Adult Software PrivacyView at Center of Controversy

TAMPA — The revelation that PrivacyView Software has for the past two years been part of the Tampa Bay Technology Incubator project hosted at the University of South Florida is drawing major media attention and creating concerns that public funding for the project may be withdrawn.

PrivacyView is a software tool for anonymous web browsing that encrypts and conceals all traces of Internet activity, including temporary Internet files, cookies and browsing history. Users also can use the software to download content and store it in a secure location that cannot be accessed without a password.

According to PrivacyView founder Martin Greif, what started with a story in the St. Petersburg Times has blossomed into wider coverage, including an interview today with a local Fox News crew that could be carried nationally by the network.

While coverage of the story has largely surrounded the negative reaction by local politicians to the fact that PrivacyView has benefited from the taxpayer-funded incubator project, Greif told XBIZ that he sees a significant silver lining on the cloud of controversy.

“I don’t see this as a problem for us, but an opportunity,” Greif said. “The director of the media center [at the university] thinks this might go national.”

The incubator, which is located at USF’s Research Park, began accepting businesses as tenants in 2005. While the incubator’s primary source of funding is private grants and donations, it also has received $300,000 in subsidies from the city of Tampa and more than $1 million in funding from Hillsborough County since 2005, according to the St. Petersburg Times.

Greif told XBIZ that his company had benefited from subsidized rent and “access to university resources.” Greif said PrivacyView also has hired interns from the university.

Greif noted that while he doesn’t see the controversy surrounding his company’s participation in the incubator as a bad thing for PrivacyView, he is concerned about the potential impact on the USF technology incubator.

“The politicians certainly are having a field day with this,” Greif said. “It will be interesting to see if the county pulls their funding from the incubator over this.”

If the county does threaten to revoke its funding of the project, Greif said that his company will “gracefully step aside” and leave the project to end the controversy.

“If this is only going to affect PrivacyView, then I will stand my ground with full force,” Greif said. “But if this is going to affect other companies and start-ups, then we will leave the incubator because it is not fair to the other businesses to drag them into this.”

An employee of USF who declined to be identified told XBIZ that while the university supports the incubator project, “I’m going to understand why anybody has a problem with PrivacyView being part of [the incubator project].”
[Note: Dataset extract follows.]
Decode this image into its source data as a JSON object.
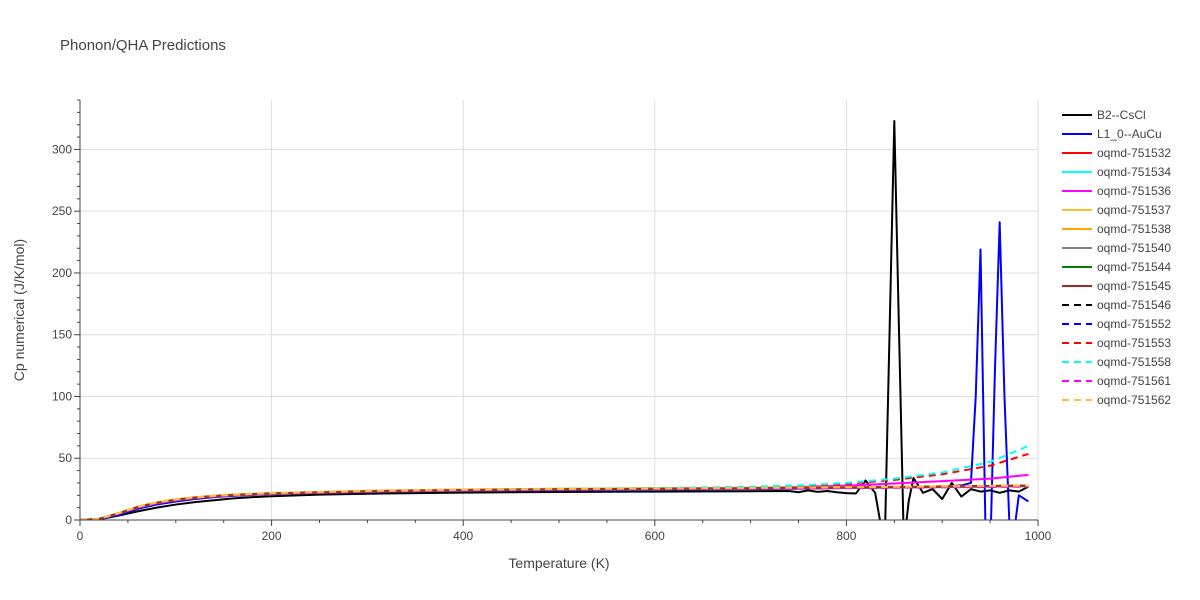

“We know that there is a difference between ‘naughty’ and ‘illegal,’ and what PrivacyView does is perfectly legal,” the university employee said. “That said — we can be as rational as we want to about this, but once the publicity has started, and once the university appears to be associated in any way with a company that proudly proclaims itself to be the No. 1 choice for secure and private porn surfing, that puts the university in an uncomfortable position. This is not the sort of attention we are happy to receive.”

The university employee also noted that PrivacyView has plenty of other potential uses — a fact that makes it much like other technologies used by consumers every day.

“The cable company that broadcasts into my house also offers adult movies on pay-per-view,” the university employee said. “So does DirectTV.”

Asked if he was concerned that the county might pull funding for the incubator project, the university employee said, “I haven’t heard any feedback of that kind, but the story just broke, so anything is possible.”

Commenting on the situation in the St. Petersburg Times, Rod Casto, director of the USF Research Foundation, was far less measured in his support for PrivacyView.

“I’m proud to have PrivacyView in my incubator,” Casto said. “I always remind people, commercial transactions on the Internet came out of a very undesirable sector. Way before eBay, people could look at porn on the Internet and pay for it. PrivacyView is a technology-based business, and that meets our criteria.”

As for Greif, the only thing that troubles him about the coverage of the story thus far is that mainstream news sources have raised the possibility of child pornographers, sexual predators and other criminals using PrivacyView to avoid detection by law enforcement.

“I was offended by that suggestion,” Greif said. “I’ve told every reporter I’ve talked to very clearly that if anybody is foolish enough to use the software to access [child pornography] sites, we will turn over our encryption keys to law enforcement so that person can be found and prosecuted.”

Greif said that he hopes all the controversy will result in the word getting out about PrivacyView, both to consumers and to potential affiliates, noting that the company’s affiliate program is alive and well, and poised to take advantage of all the attention the software is suddenly receiving.

“We’ve been sending out releases about it to people like the Daily Show and Howard Stern to see if they might be interested in talking to us about it,” Greif said. “To me, this whole thing is a positive.”